Bug 183331 - [webrtc] Receiving an IDR frame under packet loss conditions can cause unrecoverable video distortions
Summary: [webrtc] Receiving an IDR frame under packet loss conditions can cause unreco...
Status: NEW
Alias: None
Product: WebKit
Classification: Unclassified
Component: WebRTC (show other bugs)
Version: Safari 11
Hardware: All All
: P2 Major
Assignee: Nobody
URL:
Keywords:
Depends on:
Blocks:
 
Reported: 2018-03-05 06:49 PST by andj2223
Modified: 2018-03-09 03:52 PST (History)
1 user (show)

See Also:


Attachments

Note You need to log in before you can comment on or make changes to this bug.
Description andj2223 2018-03-05 06:49:39 PST
Using Safari on the desktop, do the following:
1. Visit the example url at <redacted> and log in with <redacted> username/password. (Youenn, check your email for this info, and any other devs that want it just let me know.)
2. Once you're logged in, you should see a character spinning around. Packet loss is being simulated at 10% on the server, so there is no need for you to do so locally.
3. Press alt+i. This will send an IDR to you. You may notice corruption/distortion right away, but if you don't, just keep pressing alt+i. It should only take 6-7 keypresses to reproduce the distortion. You can confirm that your keypress is being registered by looking for the "!!! REQUESTING IDR !!!" message in the web inspector console.

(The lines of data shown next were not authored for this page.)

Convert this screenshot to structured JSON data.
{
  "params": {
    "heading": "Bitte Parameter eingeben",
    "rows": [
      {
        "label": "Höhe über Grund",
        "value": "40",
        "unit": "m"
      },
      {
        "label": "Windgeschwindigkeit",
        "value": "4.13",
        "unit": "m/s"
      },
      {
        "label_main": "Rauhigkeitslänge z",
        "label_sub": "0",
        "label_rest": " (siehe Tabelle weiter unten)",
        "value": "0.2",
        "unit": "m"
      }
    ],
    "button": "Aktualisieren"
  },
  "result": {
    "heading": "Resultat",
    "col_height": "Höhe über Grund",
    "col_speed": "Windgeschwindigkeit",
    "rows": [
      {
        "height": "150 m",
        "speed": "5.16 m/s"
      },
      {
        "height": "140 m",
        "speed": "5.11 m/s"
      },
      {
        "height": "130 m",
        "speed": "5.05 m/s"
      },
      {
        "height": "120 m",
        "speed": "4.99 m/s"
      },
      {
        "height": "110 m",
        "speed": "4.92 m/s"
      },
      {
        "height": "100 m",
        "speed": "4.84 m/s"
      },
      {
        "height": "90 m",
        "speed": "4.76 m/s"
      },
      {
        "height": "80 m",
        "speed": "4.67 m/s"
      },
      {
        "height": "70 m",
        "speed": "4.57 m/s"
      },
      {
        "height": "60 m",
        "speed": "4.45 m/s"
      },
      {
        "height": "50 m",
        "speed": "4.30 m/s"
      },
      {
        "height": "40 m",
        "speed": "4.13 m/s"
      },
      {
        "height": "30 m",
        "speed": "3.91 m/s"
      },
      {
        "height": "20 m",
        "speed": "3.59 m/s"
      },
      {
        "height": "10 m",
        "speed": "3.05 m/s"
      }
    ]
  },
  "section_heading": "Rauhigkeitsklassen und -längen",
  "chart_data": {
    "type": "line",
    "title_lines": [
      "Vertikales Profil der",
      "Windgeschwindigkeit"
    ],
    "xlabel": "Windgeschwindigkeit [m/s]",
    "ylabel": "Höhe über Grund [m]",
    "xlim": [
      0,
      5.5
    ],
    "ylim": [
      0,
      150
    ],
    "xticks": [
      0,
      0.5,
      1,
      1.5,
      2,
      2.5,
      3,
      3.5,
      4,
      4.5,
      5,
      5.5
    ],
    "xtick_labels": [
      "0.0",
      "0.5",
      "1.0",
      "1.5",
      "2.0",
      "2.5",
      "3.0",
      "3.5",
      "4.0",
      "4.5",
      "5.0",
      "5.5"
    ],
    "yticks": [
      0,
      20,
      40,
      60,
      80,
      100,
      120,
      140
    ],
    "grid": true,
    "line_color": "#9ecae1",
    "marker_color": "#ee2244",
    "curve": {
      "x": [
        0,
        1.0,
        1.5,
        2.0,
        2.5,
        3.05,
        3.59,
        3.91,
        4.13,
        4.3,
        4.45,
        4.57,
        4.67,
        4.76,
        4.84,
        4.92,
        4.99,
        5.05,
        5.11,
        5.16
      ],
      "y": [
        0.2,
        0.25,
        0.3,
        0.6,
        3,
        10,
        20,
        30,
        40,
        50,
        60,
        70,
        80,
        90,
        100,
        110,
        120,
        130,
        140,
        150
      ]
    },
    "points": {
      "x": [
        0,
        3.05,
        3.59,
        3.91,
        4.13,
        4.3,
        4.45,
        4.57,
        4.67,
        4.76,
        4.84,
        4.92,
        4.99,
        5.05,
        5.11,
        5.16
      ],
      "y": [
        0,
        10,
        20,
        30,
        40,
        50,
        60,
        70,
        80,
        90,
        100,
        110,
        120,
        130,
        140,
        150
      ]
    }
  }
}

Actual behavior: This distortion is not corrected within a reasonable time, and stays around for quite a while.
Expected behavior: Either no distortion at all, or very brief distortion that gets corrected.

This ends up being quite a serious issue, because any packet loss that occurs during an IDR can cause permanent corruption and distortions in the video stream.

Notes:
* Note I use out-of-band SPS/PPS with this example via the SDP sprop-parameter-sets parameter. The problem also occurs with in-band SPS/PPS. The purpose of delivering SPS/PPS out-of-band over a reliable transport for this repro is to completely eliminate SPS/PPS nalu packet corruption as a potential source of the problem, so we can focus on where the real issue is -- probably a problem in the code that handles lost packets of an IDR slice.
* The problem also occurs on iOS devices, but there isn't a convenient hotkey to use to send IDR on iOS. To replicate the problem on iOS, perform steps 1-2 on a desktop and leave the page open, then perform steps 1-2 on an iOS device. Now, with both devices consuming the same stream, you can press Alt+i on the desktop  and the IDR will be sent to the iOS device, where you should notice the same kind of corruption happening.
* The problem does not occur when there is not packet loss.
* The issue also occurs in Chrome, so the problem may be within libwebrtc.
* There is also a slightly related issue filed on the webrtc project, https://bugs.chromium.org/p/webrtc/issues/detail?id=8423 HOWEVER, I believe they are currently a bit confused about the real source of the problem -- They seem to think the issue is being caused by lost SPS/PPS, whereas I'm using an out-of-band SPS/PPS here. The problem is therefore more likely caused by a mishandling of lost IDR frame packets and doesn't have anything to do with lost SPS/PPS. So the 8423 issue is useful reading, but can also be a bit confusing due to the "lost SPS/PPS" (unintentional) red herring. I've updated 8423 with notes trying to convince them to look more deeply into the lost IDR packet problem.
Comment 1 andj2223 2018-03-05 07:00:13 PST
Another quick note:
Sometimes you will see corruption immediately, without ever pressing Alt+i. This is the same issue, it just so happened that the very first IDR frame had lost packet(s).
Comment 2 andj2223 2018-03-09 03:52:38 PST
I wanted to provide an update on this:

I was able to work around this issue by setting my encoder on the sender-side to produce a short-duration intra refresh after every IDR. This is certainly not ideal - more data is sent than should be necessary, but does work for now.

Ultimately, this is an issue that libwebrtc can probably fix somehow (perhaps by enabling the SpsPpsIdrIsH264Keyframe fieldtrial by default), but they're not sure exactly which method to do use because of how it might impact other streams. You can find a lot more information in the following bugs:
https://bugs.chromium.org/p/webrtc/issues/detail?id=8536

Particularly comment 28 and greater.

These also contain some relevant information:
https://bugs.chromium.org/p/webrtc/issues/detail?id=8423
https://bugs.chromium.org/p/webrtc/issues/detail?id=8923

Note:
This can also -- perhaps but I have not confirmed this -- be fixed on the encoder side by ensuring that any IDR frame is also accompanied by a new SPS/PPS with an updated sps_id and pps_id. Unfortunately though, it is common for many hw encoders to keep sps_id and pps_id at 0 even after an IDR.